Drawback: They are far less sensitive than RT-PCR tests, which amplify the signal from the virus, while antigen tests just detect the amount that is present in the sample. Studies suggest that antigen tests miss 10% to 30% of infected-and-symptomatic people and probably a lot more asymptomatic people. They also have false-positive rates of 1% to 2%, which might not sound high, but it’s enough to make these tests a poor choice for screening asymptomatic people. A 1% false-­positive rate means that 10 people in 1,000 will be told that they are infected even though they’re not. If this test were used to decide who goes into the COVID ward of a nursing home, many healthy people could be put at risk. 

Because of the high error rate, do not put complete faith in the results of a single antigen test’s ability to identify a recent infection. Retesting with another antigen test may not be a good idea, as the source of a false-­positive may do the same thing again. Instead, get retested by RT-PCR as soon as possible. Antigen tests are best used in symptomatic people to confirm the diagnosis. 

Antibody tests examine blood samples to see if the body has had an immune response to the virus. These are very good at determining if you previously had coronavirus but not at telling if you currently have it. The body’s immune response to the virus is so modest in the first few days following infection that this test usually fails to produce a positive response during this time. Even a full week after ­infection, there’s only a 50/50 chance that the test will come back positive. 

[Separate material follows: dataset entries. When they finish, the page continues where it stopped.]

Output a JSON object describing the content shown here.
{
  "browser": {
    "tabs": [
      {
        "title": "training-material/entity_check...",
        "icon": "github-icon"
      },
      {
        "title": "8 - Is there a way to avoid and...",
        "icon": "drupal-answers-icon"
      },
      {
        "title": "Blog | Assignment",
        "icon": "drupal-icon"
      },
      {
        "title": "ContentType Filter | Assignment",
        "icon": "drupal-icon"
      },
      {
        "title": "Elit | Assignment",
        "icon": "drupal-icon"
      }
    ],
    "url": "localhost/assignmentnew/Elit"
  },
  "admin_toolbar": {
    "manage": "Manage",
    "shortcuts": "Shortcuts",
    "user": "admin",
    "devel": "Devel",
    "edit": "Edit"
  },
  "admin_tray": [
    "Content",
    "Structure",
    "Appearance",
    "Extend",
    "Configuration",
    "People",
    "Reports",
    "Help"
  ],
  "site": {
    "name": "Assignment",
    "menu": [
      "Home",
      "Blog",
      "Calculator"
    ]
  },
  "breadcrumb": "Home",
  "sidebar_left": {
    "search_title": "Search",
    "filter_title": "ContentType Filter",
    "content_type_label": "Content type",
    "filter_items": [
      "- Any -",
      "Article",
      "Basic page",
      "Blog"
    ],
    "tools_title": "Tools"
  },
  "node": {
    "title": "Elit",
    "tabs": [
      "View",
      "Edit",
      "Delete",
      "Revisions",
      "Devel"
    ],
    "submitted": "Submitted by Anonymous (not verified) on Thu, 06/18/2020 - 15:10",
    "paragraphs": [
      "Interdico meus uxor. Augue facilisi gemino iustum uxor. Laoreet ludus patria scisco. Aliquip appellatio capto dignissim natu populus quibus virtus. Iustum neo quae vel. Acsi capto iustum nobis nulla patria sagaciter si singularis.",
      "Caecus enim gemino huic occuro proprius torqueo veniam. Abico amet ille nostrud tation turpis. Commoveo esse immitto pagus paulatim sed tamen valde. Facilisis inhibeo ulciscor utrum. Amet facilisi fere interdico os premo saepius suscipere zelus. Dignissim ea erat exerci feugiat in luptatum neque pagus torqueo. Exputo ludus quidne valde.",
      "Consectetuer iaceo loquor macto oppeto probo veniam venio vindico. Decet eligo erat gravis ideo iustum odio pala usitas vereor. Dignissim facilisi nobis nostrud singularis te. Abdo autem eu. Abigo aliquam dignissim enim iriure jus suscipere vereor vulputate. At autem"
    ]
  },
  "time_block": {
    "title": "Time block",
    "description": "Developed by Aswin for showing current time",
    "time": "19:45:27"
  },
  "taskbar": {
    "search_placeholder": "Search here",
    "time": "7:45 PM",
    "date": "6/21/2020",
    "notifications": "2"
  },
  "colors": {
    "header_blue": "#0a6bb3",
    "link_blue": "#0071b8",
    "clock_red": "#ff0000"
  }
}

Accuracy of an antibody test approaches 100% if administered about three weeks after infection. Very mild or asymptomatic infections may have a lower rate of producing antibodies, and after a few months, those antibodies could be gone. However, it appears that people who have symptomatic ­infections generally have measurable antibodies to the virus for many months at least. We don’t know about greater time scales because the coronavirus hasn’t been around long enough.

Right now, the need to make a diagnosis retrospectively is not terribly clinically important, so it is not being done much. I suspect antibody testing will see far more use in trying to care for patients after the vaccine is available—i.e., to see if antibodies are being made and if the patient is likely to be protected. 

Final Considerations

If you go to a gathering that offers or requires testing for admission, be aware that tests provide only marginal safety over masks, distancing and avoiding crowds. You cannot have a gathering and assume it is safe because guests were tested ahead of time. 

Also understand that labs are incredibly stressed meeting the demand now. Using testing for personal convenience reasons can deprive those who need to know whether they are infected.